Given the general nature of this song’s title, it is no real surprise that several songs exist by the same name. For example, Toronto-born Carroll Levis (1910-68) introduced a group of miners singing a song by this name for the BBC in 1947. A youtube video features a Welsh choir, Cor Meiboin Onllwyn, and soloist Brian Connick singing “The Miner’s Song” with completely different lyrics. The most common song by this name (at least on Google) appears to be one about the California gold rush.

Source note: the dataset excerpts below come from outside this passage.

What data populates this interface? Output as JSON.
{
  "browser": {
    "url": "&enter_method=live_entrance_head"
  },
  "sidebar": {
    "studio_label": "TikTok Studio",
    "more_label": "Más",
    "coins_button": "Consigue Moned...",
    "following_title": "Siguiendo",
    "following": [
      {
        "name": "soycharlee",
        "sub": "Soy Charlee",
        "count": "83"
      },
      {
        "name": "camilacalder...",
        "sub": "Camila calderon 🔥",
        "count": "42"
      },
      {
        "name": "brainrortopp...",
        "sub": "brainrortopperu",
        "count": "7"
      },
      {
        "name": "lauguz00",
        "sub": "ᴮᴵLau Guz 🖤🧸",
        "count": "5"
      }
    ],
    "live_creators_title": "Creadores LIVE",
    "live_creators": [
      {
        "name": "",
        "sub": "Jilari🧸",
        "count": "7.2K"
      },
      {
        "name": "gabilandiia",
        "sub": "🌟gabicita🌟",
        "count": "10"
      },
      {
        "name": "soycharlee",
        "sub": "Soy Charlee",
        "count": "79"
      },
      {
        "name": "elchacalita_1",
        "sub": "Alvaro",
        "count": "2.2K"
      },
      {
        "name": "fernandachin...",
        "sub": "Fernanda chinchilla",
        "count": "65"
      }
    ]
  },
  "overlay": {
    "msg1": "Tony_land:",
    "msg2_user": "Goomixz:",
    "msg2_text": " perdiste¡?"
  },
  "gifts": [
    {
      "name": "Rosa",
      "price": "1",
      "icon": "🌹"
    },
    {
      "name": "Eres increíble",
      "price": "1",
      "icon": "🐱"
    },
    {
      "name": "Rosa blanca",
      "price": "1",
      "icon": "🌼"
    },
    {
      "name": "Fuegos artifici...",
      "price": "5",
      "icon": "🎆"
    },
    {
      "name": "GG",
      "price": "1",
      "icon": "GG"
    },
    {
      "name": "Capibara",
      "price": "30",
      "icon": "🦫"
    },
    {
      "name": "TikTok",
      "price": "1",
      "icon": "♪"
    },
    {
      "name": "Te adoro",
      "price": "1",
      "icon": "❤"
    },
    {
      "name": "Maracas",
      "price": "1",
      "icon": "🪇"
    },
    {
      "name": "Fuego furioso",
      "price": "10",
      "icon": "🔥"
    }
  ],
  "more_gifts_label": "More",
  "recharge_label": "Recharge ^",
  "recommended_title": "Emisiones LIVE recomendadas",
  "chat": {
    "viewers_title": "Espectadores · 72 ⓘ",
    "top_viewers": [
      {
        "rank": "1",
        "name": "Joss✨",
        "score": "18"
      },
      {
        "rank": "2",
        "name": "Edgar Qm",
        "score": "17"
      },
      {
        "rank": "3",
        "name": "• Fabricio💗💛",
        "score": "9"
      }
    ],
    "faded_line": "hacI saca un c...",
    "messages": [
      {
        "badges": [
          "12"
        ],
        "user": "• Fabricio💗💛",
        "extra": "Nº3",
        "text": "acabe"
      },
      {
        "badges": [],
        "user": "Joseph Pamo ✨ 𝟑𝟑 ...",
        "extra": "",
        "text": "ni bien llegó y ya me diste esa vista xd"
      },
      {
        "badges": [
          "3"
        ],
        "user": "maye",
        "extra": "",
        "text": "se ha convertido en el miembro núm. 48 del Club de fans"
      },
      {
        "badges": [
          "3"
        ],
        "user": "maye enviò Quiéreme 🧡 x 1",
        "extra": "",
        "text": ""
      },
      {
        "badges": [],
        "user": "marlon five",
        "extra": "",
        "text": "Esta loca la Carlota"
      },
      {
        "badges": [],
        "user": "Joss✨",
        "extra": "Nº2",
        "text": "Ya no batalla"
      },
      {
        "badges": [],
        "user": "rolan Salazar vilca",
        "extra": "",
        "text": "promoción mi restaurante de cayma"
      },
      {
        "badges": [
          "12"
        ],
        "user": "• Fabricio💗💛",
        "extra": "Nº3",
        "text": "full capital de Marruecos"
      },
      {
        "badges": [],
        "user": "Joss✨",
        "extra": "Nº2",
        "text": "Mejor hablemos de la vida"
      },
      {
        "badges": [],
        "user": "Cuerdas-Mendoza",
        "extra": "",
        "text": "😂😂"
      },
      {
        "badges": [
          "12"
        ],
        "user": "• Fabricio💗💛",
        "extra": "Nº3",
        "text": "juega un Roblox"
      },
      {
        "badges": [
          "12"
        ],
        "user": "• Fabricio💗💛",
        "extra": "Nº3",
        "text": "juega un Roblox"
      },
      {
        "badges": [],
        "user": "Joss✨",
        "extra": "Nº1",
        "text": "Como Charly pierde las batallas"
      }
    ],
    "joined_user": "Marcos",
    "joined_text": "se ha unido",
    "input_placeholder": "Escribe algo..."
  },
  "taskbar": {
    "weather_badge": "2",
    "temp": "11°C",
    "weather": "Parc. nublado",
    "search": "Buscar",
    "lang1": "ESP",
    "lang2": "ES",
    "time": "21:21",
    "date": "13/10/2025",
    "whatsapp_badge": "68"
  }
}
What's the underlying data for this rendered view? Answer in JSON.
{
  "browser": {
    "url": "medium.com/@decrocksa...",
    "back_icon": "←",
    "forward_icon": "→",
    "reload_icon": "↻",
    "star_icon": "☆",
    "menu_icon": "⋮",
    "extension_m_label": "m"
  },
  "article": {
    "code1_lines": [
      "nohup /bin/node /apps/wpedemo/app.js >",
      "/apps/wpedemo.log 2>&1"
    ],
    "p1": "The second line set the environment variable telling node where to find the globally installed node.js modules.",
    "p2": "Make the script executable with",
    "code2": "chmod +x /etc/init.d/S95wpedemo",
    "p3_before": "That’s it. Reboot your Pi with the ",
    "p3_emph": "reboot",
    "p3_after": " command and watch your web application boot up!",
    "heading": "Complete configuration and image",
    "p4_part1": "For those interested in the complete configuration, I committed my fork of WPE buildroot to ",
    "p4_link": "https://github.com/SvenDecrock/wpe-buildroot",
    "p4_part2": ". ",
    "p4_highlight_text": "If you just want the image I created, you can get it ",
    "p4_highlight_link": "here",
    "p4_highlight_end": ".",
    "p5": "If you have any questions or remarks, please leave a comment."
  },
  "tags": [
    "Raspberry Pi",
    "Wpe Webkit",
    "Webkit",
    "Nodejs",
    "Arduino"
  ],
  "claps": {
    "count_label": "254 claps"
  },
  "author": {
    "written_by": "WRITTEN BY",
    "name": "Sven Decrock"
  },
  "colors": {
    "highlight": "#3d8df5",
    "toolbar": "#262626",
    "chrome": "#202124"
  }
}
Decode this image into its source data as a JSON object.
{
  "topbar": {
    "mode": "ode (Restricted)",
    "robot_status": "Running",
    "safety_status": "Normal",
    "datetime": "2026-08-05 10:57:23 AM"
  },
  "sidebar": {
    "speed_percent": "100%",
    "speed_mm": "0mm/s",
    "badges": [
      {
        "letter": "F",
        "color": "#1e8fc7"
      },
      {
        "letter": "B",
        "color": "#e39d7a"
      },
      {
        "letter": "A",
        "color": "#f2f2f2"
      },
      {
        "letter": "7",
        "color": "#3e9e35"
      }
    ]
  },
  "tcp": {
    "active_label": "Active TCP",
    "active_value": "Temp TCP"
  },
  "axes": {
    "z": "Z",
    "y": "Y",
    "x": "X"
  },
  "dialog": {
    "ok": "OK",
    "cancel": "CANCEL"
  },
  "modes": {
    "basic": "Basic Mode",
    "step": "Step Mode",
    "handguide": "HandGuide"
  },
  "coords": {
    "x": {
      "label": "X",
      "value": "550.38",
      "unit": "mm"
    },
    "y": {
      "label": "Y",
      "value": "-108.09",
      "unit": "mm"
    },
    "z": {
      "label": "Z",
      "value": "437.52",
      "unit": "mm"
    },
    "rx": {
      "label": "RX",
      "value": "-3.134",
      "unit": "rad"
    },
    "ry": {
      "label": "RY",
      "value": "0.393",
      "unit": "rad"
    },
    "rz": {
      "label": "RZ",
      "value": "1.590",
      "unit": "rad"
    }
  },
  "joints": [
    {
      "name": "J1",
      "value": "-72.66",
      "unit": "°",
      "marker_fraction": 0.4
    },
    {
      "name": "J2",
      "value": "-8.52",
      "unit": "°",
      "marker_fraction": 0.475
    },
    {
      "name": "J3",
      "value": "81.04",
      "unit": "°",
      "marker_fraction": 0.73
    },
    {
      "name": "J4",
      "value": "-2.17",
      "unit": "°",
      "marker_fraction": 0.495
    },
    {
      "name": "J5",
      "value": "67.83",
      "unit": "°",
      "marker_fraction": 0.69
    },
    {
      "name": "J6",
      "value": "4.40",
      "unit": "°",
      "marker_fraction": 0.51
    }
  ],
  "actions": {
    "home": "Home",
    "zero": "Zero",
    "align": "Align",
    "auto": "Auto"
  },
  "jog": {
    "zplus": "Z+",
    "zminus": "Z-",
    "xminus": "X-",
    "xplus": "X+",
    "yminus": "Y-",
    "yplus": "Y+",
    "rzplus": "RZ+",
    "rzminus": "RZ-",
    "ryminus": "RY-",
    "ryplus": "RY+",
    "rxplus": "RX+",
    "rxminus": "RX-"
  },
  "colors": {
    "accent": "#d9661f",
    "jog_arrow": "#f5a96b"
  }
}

Although not actually about Westray (the lyrics are relatively vague, except for a reference to the Number 11, which may well be fictitious), Dave Gunning dedicates this song on his album to the victims of the Westray disaster.
John Allan Cameron, “The Miner’s Song,” Glencoe Station, Atlantica Music 02 77657/5049 21, 1996.
Billy’s first breath was the last for his mother.
He was born on the shores of a town called Glace Bay,
And all that he had was himself and his father.
They lived in a house about a mile down the way.
His dad was a big man and worked as a miner.
Billy grew more to be like him each day,
‘Cause every boy’s dream was to work with his father
In the mine that ran under the bay.
“My son,” he said, “don’t be a miner,
‘Cause it’s hard work and too little pay.
You’ll dig in that hole for that company’s coal
And wind up just digging your grave.”
Billy grew older but never grew wiser,
Fighting and drinking his young life away.
He reached for the top but wound up on the bottom
Of the mine that ran under the bay.
They say that it happened one morning in April,
A cave-in at Number Eleven that day.
Billy got there as his dad reached the surface.